What is not sexy about Rio de Janeiro?
Down nine flights of stairs between parked cars, a monstrously large woman has pulled off her pants and is squatting to pee. She takes her time. Her voluptuous body fills the hard lines made by the cars. As she squats and tucks her head, her full ass rises and her hand pushes down and back between her thighs. She is adjusting her penis. It takes some effort.
A black sedan pulls up. She holds her penis in place with one hand, slides her beige panties up with the other. After one final adjustment, she emerges, leaving a puddle and its tributary behind. She joins the three other girls on the street. Cars drive past, the ocean roars and whispers, the high laughter of the prostitutes rises. She calls out -- to Yemanja, to passing cars, to potential customers, to other prostitutes, to me at my window -- the perfect-pitch catcall of a practiced performer, É o amor apaixonado, desejo e atração sensual.
Of course, Rio’s renowned sensuality exists in its legal prostitution, the nude carnival dancers on the street, the propensity for B-pornstars to become children’s television hosts, and the pornographic magazines on every corner newsstand. But with my fresh eyes, I also find this sensuality articulated in the spaces between the touches, the kisses (one on each cheek, three to marry), and the provocative stares.

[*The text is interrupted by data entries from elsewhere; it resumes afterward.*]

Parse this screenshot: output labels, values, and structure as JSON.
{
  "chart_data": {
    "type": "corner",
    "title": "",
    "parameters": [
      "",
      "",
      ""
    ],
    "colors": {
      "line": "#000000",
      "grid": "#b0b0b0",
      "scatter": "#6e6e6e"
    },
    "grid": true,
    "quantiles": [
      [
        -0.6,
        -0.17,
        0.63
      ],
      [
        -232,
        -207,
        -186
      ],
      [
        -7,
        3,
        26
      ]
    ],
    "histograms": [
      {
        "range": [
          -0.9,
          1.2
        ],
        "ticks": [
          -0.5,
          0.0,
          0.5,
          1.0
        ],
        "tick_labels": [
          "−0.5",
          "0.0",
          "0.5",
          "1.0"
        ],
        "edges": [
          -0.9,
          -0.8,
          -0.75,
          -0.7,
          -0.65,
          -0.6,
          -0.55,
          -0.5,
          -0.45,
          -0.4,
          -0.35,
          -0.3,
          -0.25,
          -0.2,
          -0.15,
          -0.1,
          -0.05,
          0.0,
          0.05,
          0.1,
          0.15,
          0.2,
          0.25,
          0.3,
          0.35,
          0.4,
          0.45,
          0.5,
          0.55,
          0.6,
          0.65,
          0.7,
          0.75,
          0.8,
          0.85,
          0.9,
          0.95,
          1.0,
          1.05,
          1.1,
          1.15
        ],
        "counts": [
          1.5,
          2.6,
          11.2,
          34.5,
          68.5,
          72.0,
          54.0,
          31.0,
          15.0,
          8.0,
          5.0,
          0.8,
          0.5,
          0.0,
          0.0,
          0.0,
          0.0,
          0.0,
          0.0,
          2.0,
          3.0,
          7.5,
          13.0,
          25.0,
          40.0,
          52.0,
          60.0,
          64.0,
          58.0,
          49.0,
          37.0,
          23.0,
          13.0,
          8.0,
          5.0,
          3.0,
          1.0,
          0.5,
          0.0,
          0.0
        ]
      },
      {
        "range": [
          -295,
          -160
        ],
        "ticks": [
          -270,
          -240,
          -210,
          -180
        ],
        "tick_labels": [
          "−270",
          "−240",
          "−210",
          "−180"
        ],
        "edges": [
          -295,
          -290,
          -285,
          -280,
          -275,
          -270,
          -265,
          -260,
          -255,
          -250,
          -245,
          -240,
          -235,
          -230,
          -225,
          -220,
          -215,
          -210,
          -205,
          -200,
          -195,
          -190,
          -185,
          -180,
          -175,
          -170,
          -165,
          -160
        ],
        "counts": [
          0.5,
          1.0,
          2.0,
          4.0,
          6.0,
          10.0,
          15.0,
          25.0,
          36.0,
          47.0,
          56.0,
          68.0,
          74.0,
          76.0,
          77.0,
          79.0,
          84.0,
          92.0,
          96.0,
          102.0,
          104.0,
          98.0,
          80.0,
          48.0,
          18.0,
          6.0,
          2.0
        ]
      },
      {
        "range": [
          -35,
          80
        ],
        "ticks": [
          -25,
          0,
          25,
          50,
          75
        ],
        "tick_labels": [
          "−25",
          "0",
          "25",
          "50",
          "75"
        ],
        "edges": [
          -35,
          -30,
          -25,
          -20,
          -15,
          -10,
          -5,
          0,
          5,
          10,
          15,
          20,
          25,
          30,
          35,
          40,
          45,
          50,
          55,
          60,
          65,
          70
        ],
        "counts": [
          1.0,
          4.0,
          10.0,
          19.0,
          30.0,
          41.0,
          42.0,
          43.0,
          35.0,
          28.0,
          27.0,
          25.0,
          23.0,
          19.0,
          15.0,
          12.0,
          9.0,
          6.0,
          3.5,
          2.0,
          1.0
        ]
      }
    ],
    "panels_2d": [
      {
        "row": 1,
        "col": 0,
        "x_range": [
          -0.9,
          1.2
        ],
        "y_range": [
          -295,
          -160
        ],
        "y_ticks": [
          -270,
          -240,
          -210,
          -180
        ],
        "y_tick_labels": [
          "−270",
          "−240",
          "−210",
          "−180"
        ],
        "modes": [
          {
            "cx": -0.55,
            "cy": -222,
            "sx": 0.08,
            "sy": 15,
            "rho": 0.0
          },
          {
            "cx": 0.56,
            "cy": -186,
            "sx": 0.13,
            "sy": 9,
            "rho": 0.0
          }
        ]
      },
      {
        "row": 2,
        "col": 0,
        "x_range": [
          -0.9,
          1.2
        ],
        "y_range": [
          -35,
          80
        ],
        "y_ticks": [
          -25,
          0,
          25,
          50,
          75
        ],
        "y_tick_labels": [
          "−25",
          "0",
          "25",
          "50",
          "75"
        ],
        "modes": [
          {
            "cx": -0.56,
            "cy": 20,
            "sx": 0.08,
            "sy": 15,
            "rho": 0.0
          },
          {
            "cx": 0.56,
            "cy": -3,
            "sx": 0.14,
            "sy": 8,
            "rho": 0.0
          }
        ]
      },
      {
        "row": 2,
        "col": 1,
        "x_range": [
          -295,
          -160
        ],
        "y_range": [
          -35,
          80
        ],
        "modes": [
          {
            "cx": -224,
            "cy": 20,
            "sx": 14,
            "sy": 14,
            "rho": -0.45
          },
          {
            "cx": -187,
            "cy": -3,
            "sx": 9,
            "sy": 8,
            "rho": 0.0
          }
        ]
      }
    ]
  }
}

It’s there, between half-naked men standing Speedo to Speedo reading the daily paper that is hanging next to the nudie pictures. It’s in the smell of tapioca pancakes with sun-dried beef, onions and cheese sold on the street and in the vocal resonance of vendors’ calling: “Mate leão,” “Biscoitos globo.” It’s at the market, where the grocer explains, with a hand on my shoulder and another on the greens: "These you can not cut. Tear them with your hands or they will burn your mouth. These you can cut but you must boil them or they will be bitter. And these you can cut and eat like they are. You will love them." Or, in the gestures of the man, in a bloodied, white apron, piling plucked fowl exactingly. My mother watches him work and says, “He cuts chicken like a jeweler.” And it’s there, at the corner, where the used book salesman has a makeshift cart. He loans my eighty-five-year-old neighbor what she likes. She reads the books and returns them to him. She once gave him her mother’s leather bound, twenty-four-volume set of famous works of art. “He would lie down for me to walk on him,” she says.